Department of Radiation Oncology, University of Virginia School of Medicine, Charlottesville, VA.
Department of Radiation Medicine, Georgetown University School of Medicine, Washington, DC.
Brachytherapy. 2020 May-Jun;19(3):348-354. doi: 10.1016/j.brachy.2020.02.005. Epub 2020 Mar 28.
Intraoperative radiation therapy is an emerging option for adjuvant therapy for early stage breast cancer, although it is not currently considered standard of care in the United States.

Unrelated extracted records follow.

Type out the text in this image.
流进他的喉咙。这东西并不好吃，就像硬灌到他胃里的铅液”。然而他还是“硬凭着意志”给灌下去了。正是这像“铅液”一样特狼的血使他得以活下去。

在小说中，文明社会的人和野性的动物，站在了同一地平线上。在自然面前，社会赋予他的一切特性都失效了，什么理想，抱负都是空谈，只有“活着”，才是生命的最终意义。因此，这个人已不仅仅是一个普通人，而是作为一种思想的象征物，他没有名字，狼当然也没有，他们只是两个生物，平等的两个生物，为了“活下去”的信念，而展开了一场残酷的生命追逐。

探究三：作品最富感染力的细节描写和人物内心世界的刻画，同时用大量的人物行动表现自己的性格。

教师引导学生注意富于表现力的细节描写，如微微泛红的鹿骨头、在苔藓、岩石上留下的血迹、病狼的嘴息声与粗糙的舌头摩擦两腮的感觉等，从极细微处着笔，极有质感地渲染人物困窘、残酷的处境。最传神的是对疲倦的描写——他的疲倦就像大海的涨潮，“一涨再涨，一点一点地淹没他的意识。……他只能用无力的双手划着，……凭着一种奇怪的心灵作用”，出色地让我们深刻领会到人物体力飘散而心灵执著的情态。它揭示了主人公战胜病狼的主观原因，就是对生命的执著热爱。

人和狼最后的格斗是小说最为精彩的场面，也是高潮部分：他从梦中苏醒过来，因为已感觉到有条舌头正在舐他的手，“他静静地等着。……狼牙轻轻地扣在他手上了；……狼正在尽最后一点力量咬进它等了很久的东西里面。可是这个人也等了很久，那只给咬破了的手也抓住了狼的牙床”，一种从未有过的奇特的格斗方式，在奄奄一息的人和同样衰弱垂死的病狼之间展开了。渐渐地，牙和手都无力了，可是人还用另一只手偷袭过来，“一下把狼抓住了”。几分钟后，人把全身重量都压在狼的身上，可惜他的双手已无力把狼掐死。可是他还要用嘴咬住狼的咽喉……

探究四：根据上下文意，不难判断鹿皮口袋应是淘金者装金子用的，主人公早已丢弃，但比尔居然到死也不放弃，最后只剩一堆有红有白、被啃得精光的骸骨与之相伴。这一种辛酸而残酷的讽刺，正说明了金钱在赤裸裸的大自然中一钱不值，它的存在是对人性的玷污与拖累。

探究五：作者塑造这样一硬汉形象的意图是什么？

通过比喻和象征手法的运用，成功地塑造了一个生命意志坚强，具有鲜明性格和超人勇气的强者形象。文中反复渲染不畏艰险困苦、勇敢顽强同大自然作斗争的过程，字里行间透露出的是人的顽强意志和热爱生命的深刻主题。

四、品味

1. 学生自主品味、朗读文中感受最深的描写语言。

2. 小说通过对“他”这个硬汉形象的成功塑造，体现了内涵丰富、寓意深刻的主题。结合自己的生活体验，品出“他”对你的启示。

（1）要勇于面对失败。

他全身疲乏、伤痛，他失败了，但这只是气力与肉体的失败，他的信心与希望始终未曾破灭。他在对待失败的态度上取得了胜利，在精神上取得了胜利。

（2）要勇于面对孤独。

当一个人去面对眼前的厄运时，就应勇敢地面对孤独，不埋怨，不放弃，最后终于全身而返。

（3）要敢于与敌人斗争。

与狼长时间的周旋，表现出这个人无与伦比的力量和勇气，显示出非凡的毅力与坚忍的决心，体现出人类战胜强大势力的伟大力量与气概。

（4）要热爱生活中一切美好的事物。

We applied time-driven activity-based costing to compare two alternative methods of breast intraoperative radiation therapy, including treatment similar to the techniques employed in the TARGIT-A clinical trial and a novel version with CT-guidance and high-dose-rate (HRD) brachytherapy.
Process maps were created to describe the steps required to deliver intraoperative radiation therapy for early stage breast cancer at each institution. The components of intraoperative radiation therapy included personnel, equipment, and consumable supplies. The capacity cost rate was determined for each resource. Based on this, the delivery costs were calculated for each regimen. For comparison across centers, we did not account for indirect facilities costs and interinstitutional differences in personnel salaries.
The CT-guided, HRD form of intraoperative radiation therapy costs more to deliver ($4,126.21) than the conventional method studied in the TARGIT-A trial ($1,070.45). The cost of the brachytherapy balloon applicator ($2,750) was the primary driver of the estimated differences in costs. Consumable supplies were the largest contributor to the brachytherapy-based approach, whereas personnel costs were the largest contributor to costs of the standard form of intraoperative radiation therapy.
When compared with the more established method of intraoperative radiation therapy using a portable superficial photon unit, the delivery of treatment with CT guidance and HDR brachytherapy is associated with substantially higher costs. The excess costs are driven primarily by the cost of the disposable brachytherapy balloon applicator and, to a lesser extent, additional personnel costs. Future work should include evaluation of a less expensive brachytherapy applicator to increase the anticipated value of brachytherapy-based intraoperative radiation therapy.
术中放射治疗是早期乳腺癌辅助治疗的一种新兴选择,尽管它目前不是美国的标准治疗方法。我们应用时间驱动的作业成本法比较了两种不同的乳腺癌术中放射治疗方法,包括类似于 TARGIT-A 临床试验中采用的技术的治疗方法和一种具有 CT 引导和高剂量率(HRD)近距离放射治疗的新型方法。
创建流程图以描述每个机构提供早期乳腺癌术中放射治疗所需的步骤。术中放射治疗的组成部分包括人员、设备和消耗品。确定了每个资源的产能成本率。在此基础上,计算了每种方案的治疗费用。为了进行跨中心比较,我们没有考虑间接设施成本和机构间人员工资的差异。
与在 TARGIT-A 试验中研究的常规方法相比,CT 引导的 HRD 形式的术中放射治疗的治疗费用更高(4126.21 美元)。近距离放射治疗球囊施源器的成本(2750 美元)是造成成本差异的主要原因。消耗品是近距离放射治疗方法的最大贡献者,而人员成本是标准形式术中放射治疗成本的最大贡献者。
与使用便携式浅层光子设备的更成熟的术中放射治疗方法相比,使用 CT 引导和 HDR 近距离放射治疗的治疗费用明显更高。额外成本主要由一次性近距离放射治疗球囊施源器的成本驱动,其次是额外的人员成本。未来的工作应包括评估更经济的近距离放射治疗施源器,以提高基于近距离放射治疗的术中放射治疗的预期价值。